[Update: wildlandfire readers, see the bottom of the post.]
In a case we first analyzed here when the lawsuit was dismissed by the Court of Federal Claims, the U.S. Court of Appeals for the Federal Circuit in Cary v. United States, No. 2008-5022 (Jan. 16, 2009) held that the federal government was not liable in inverse condemnation for taking property damaged by Southern California wildfires in 2003.
The Federal Circuit affirmed the CFC's judgment on the pleadings, holding that the owners of the damaged property did not allege -- and could not show -- that the government intended to invade a property interest when it failed to control the "Cedar Fire," which began when "a deer hunter lost in the forest lit a signal fire to aid his rescue." Slip op. at 2. It was a tragedy of immense proportions as fifteen people were killed, more than 2,000 homes were lost, and 273,000 acres were burned.
The property owners asserted that the fire was a "direct, natural, probable" result of two U.S. Forest Service polices which allowed fuel to build up in the forest, and allowed recreational users such as the hunter to enter. Slip op. at 6. The court rejected the allegation, holding the property owners failed to plead the loss of property "would be the likely, foreseeable result of a policy of fire suppression and recreational use," only that the Forest Service knew of a risk, and taking a risk is not the same as making the result "probable." Slip op. at 7-8.
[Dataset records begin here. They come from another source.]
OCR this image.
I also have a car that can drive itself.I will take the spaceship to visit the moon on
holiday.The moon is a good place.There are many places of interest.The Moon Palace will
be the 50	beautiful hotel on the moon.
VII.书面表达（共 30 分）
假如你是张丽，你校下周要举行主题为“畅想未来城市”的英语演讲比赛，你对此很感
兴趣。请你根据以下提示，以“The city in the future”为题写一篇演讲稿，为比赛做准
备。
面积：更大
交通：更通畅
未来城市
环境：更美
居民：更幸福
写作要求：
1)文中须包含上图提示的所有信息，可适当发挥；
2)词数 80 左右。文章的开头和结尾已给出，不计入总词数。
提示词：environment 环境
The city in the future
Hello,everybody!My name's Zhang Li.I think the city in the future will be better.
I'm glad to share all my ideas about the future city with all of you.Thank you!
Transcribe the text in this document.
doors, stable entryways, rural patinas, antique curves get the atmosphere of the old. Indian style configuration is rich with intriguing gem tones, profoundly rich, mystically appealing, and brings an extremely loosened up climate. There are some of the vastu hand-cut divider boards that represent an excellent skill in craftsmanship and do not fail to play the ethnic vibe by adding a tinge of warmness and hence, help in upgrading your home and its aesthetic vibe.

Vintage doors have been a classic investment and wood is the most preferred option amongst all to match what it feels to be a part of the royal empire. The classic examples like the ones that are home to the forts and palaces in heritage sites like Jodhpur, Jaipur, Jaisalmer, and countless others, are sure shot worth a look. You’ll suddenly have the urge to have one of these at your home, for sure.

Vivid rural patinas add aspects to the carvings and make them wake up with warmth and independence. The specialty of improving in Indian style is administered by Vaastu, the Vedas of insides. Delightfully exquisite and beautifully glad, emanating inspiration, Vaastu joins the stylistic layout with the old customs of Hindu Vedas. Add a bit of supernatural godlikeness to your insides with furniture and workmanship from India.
The landowners analogized the fire to inverse condemnation flood cases where the government is held liable for a taking after it builds a dam which causes a river to rise. The court rejected the comparison:
The key difference between the flood cases and the instant controversy is that the policy of suppressing fires did not set the Cedar Fire in motion as the dams did the floods. Cf. Avery, 330 F.2d at 645. As the court in Cotton Land noted, further study would have predicted the flood, when it would occur, and where it would occur. 75 F. Supp. at 234. Here, as the landowners implied in their pleadings, for an injury resulting from the policy of suppressing fires in the [Cleveland National Forest] to occur, something had to ignite the fire. While the landowners pleaded that the government took the risk of a hunter or other recreational user starting a fire in the forest with its policy of welcoming such users, an actual ignition, not a risk, is what set the wildfire in the CNF. The hunter setting the fire was an intervening cause which broke any perceived chain of causation between the Forest Service's policies and the Cedar Fire.
Slip op. at 9. "The landowners would be correct that the government did not need to light the match to be liable, but to be a taking, it must have at least authorized supplying the fuel." Slip op. at 10. Finally, the Federal Circuit rejected the argument that the taking was permanent:
we cannot infer from the complaint that the fire prevented the rebuilding of infrastructure that would allow the landowners to reoccupy their property...and there is no allegation that the injuries prevent future use of the land, or that the fire will intermittently but inevitably recur. To satisfy the appropriation requirement, the preemption must be sufficiently permanent that it can be said that the government has exercised dominion over the property.
Slip op. at 14-15. Read the entire opinion here.
Update for the readers coming here from wildlandfire, here's the plain language summary:
Several property owners whose property was damaged or destroyed in the fire sued the US Government, claiming that they were owed compensation. Under the US Constitution's Fifth Amendment, if the federal government "takes" property, it must pay "just compensation." This includes situations where the government condemns property for a road, school, or post office for example, but also includes situations where the government takes some action that results in the destruction of someone's property. The classic example of the latter is when the federal government builds a dam and floods someone's property, it must pay compensation to the owner whose property is flooded.
A Washington DC federal court threw out the case saying that even if everything the property owners alleged was true, they could not win, and they appealed to the Federal Circuit, a court in DC that hears claims against the federal government involving money. That court affirmed the dismissal, finding that although the USFS's policies may have contributed to the damage to the property, the property owners did not and could not allege that the damage to their property was the likely result of the policies. In other words, too many other things such as the guy who started the fire, etc., were the more foreseeable causes.
Bottom line: the government is not liable (at least on this one legal theory) for the damages caused by the fire to private property.